Monday, March 04, 2013

The Shrinking Tent of the GOP's Policies of Obstruction

I don't much like columnist Jennifer Rubin, but in a column in the Washington Post she a kick in the ass litany of what's wrong with today's Republican Party and its fantasy world that we are still living in the 1980's and that all the GOP needs to do is fix its "messaging problem."  The reality is that the world and the country have changed and are continuing to change yet the GOP base - especially the reality denying Christofascists - simply do not get that message.  She candidly states that the GOP needs to change or die.  Candidly, I am not going to hold my breath and expect that to happen any time soon.  The party grass roots has become an insane asylum where acceptance of reality simply isn't on the agenda.  Here are column highlights:

If the GOP can’t win elections and win adherents, it is headed for the ash heap of history.

The right is not divided into moderates and conservatives, as a smart pollster told me, but between those who can count and those who cannot.

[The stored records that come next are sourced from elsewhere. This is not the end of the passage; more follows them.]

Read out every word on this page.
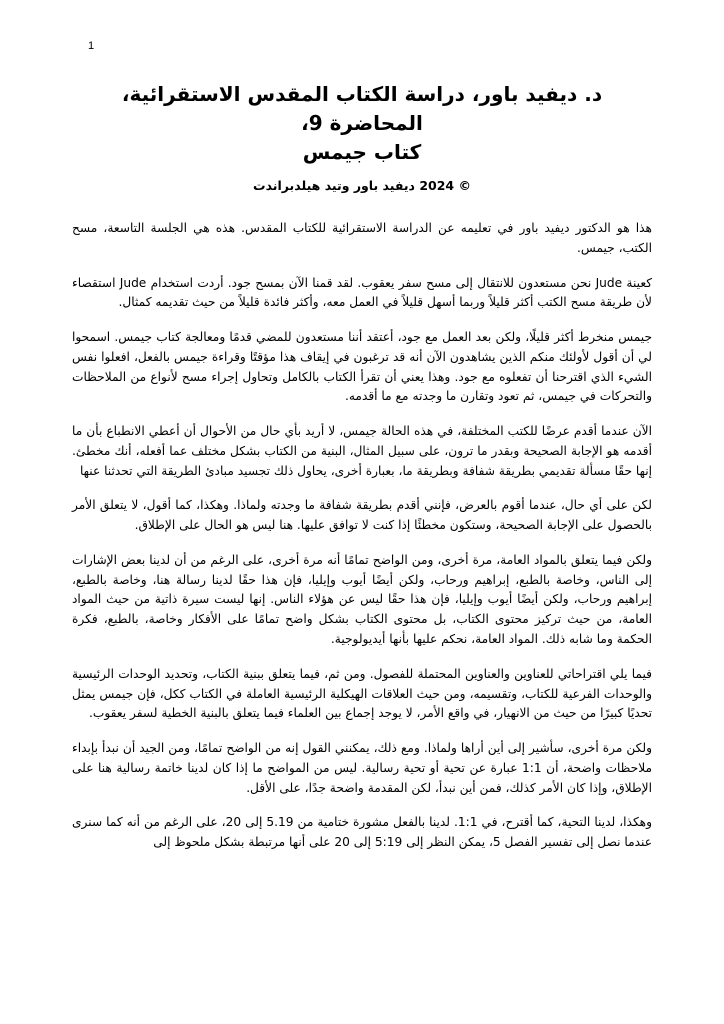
1
د. ديفيد باور، دراسة الكتاب المقدس الاستقرائية، المحاضرة 9،
كتاب جيمس
© 2024 ديفيد باور وتيد هيلدبراندت

هذا هو الدكتور ديفيد باور في تعليمه عن الدراسة الاستقرائية للكتاب المقدس. هذه هي الجلسة التاسعة، مسح الكتب، جيمس.

كعينة Jude نحن مستعدون للانتقال إلى مسح سفر يعقوب. لقد قمنا الآن بمسح جود. أردت استخدام Jude استقصاء لأن طريقة مسح الكتب أكثر قليلاً وربما أسهل قليلاً في العمل معه، وأكثر فائدة قليلاً من حيث تقديمه كمثال.

جيمس منخرط أكثر قليلًا، ولكن بعد العمل مع جود، أعتقد أننا مستعدون للمضي قدمًا ومعالجة كتاب جيمس. اسمحوا لي أن أقول لأولئك منكم الذين يشاهدون الآن أنه قد ترغبون في إيقاف هذا مؤقتًا وقراءة جيمس بالفعل، افعلوا نفس الشيء الذي اقترحنا أن تفعلوه مع جود. وهذا يعني أن تقرأ الكتاب بالكامل وتحاول إجراء مسح لأنواع من الملاحظات والتحركات في جيمس، ثم تعود وتقارن ما وجدته مع ما أقدمه.

الآن عندما أقدم عرضًا للكتب المختلفة، في هذه الحالة جيمس، لا أريد بأي حال من الأحوال أن أعطي الانطباع بأن ما أقدمه هو الإجابة الصحيحة وبقدر ما ترون، على سبيل المثال، البنية من الكتاب بشكل مختلف عما أفعله، أنك مخطئ. إنها حقًا مسألة تقديمي بطريقة شفافة وبطريقة ما، بعبارة أخرى، يحاول ذلك تجسيد مبادئ الطريقة التي تحدثنا عنها

لكن على أي حال، عندما أقوم بالعرض، فإنني أقدم بطريقة شفافة ما وجدته ولماذا. وهكذا، كما أقول، لا يتعلق الأمر بالحصول على الإجابة الصحيحة، وستكون مخطئًا إذا كنت لا توافق عليها. هنا ليس هو الحال على الإطلاق.

ولكن فيما يتعلق بالمواد العامة، مرة أخرى، ومن الواضح تمامًا أنه مرة أخرى، على الرغم من أن لدينا بعض الإشارات إلى الناس، وخاصة بالطبع، إبراهيم ورحاب، ولكن أيضًا أيوب وإيليا، فإن هذا حقًا لدينا رسالة هنا، وخاصة بالطبع، إبراهيم ورحاب، ولكن أيضًا أيوب وإيليا، فإن هذا حقًا ليس عن هؤلاء الناس. إنها ليست سيرة ذاتية من حيث المواد العامة، من حيث تركيز محتوى الكتاب، بل محتوى الكتاب بشكل واضح تمامًا على الأفكار وخاصة، بالطبع، فكرة الحكمة وما شابه ذلك. المواد العامة، نحكم عليها بأنها أيديولوجية.

فيما يلي اقتراحاتي للعناوين والعناوين المحتملة للفصول. ومن ثم، فيما يتعلق ببنية الكتاب، وتحديد الوحدات الرئيسية والوحدات الفرعية للكتاب، وتقسيمه، ومن حيث العلاقات الهيكلية الرئيسية العاملة في الكتاب ككل، فإن جيمس يمثل تحديًا كبيرًا من حيث من الانهيار، في واقع الأمر، لا يوجد إجماع بين العلماء فيما يتعلق بالبنية الخطية لسفر يعقوب.

ولكن مرة أخرى، سأشير إلى أين أراها ولماذا. ومع ذلك، يمكنني القول إنه من الواضح تمامًا، ومن الجيد أن نبدأ بإبداء ملاحظات واضحة، أن 1:1 عبارة عن تحية أو تحية رسالية. ليس من المواضح ما إذا كان لدينا خاتمة رسالية هنا على الإطلاق، وإذا كان الأمر كذلك، فمن أين نبدأ، لكن المقدمة واضحة جدًا، على الأقل.

وهكذا، لدينا التحية، كما أقترح، في 1:1. لدينا بالفعل مشورة ختامية من 5.19 إلى 20، على الرغم من أنه كما سنرى عندما نصل إلى تفسير الفصل 5، يمكن النظر إلى 5:19 إلى 20 على أنها مرتبطة بشكل ملحوظ إلى
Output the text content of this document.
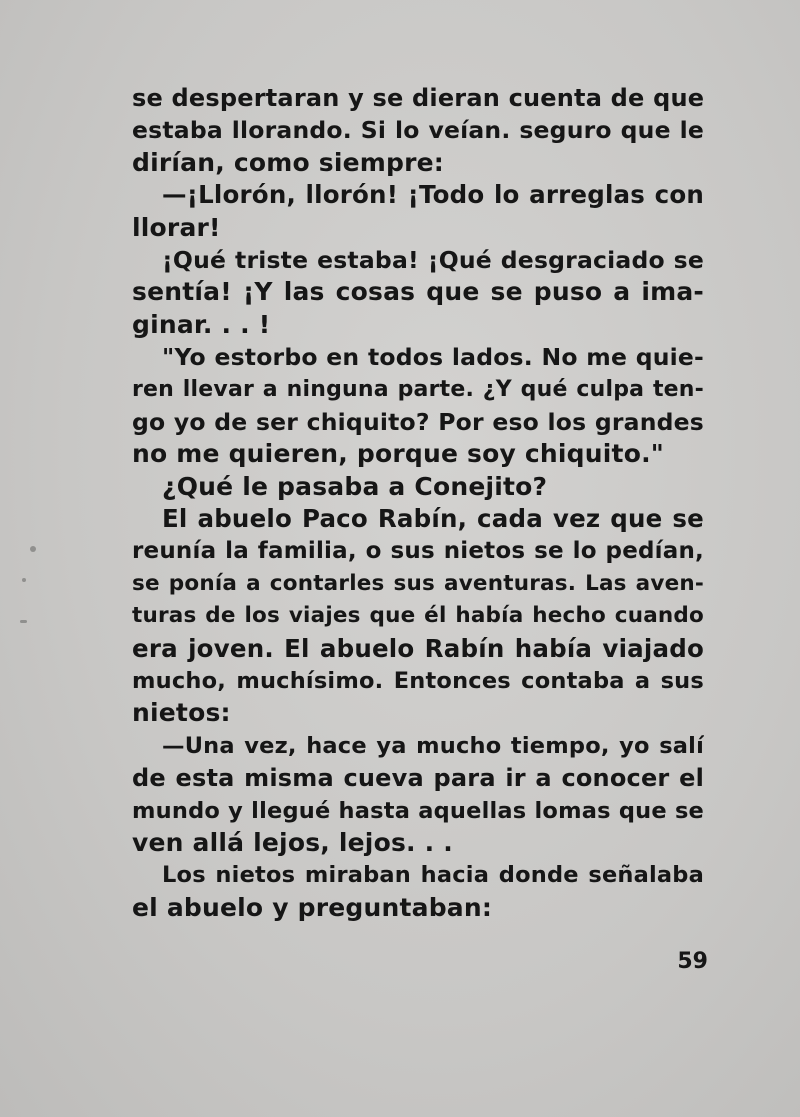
se despertaran y se dieran cuenta de que
estaba llorando. Si lo veían. seguro que le
dirían, como siempre:
—¡Llorón, llorón! ¡Todo lo arreglas con
llorar!
¡Qué triste estaba! ¡Qué desgraciado se
sentía! ¡Y las cosas que se puso a ima-
ginar. . . !
"Yo estorbo en todos lados. No me quie-
ren llevar a ninguna parte. ¿Y qué culpa ten-
go yo de ser chiquito? Por eso los grandes
no me quieren, porque soy chiquito."
¿Qué le pasaba a Conejito?
El abuelo Paco Rabín, cada vez que se
reunía la familia, o sus nietos se lo pedían,
se ponía a contarles sus aventuras. Las aven-
turas de los viajes que él había hecho cuando
era joven. El abuelo Rabín había viajado
mucho, muchísimo. Entonces contaba a sus
nietos:
—Una vez, hace ya mucho tiempo, yo salí
de esta misma cueva para ir a conocer el
mundo y llegué hasta aquellas lomas que se
ven allá lejos, lejos. . .
Los nietos miraban hacia donde señalaba
el abuelo y preguntaban:
59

If conservatives do not attract larger numbers in the fastest-growing parts of the electorate, they will not win elections, their agenda will become a dusty artifact on the shelf and the country will slide further into decline.

Those who say that the right needs only to be more articulate and more forceful in defense of the exact same agenda are kidding themselves. Those who say they can’t find common ground with gay conservatives who believe in capitalism, Second Amendment rights, and federalism are harming the movement, the party, and the country. Those who refuse to recognize that we will not deport 11 million immigrants who came here illegally are in Never Never Land and are defending a lawless system, not the “rule of law.”

It is also time to stop complaining about the left and the voters. Conservatives sound too whiny; victimhood is unappealing. They need to be forward-looking, optimistic and practical. It is not enough to be against Obamacare. They must be for market-based health-care reform. It is insufficient to be against excessive spending. They must be for entitlement and tax reform. It’s not enough to rail against the breakdown of the family. They must be for policies that encourage and sustain marriage and make child rearing easier and less costly. It’s not going to work just to inveigh against teachers unions; conservatives have to enact school reform including school choice.
It is time to get out of the 1980s and into the 21st century.

CPAC should pass out some writings of Edmund Burke and Russell Kirk. They were practical and prudent, and they understood that we cannot remake our fellow citizens or reinvent their habits and inclinations. 

The leaders of CPAC and many in the conservative movement have lost track of that. They are creatures of the 1980s, when our problems, our country and the world were different. They became so adept at the politics of the 1980s that they never left that decade.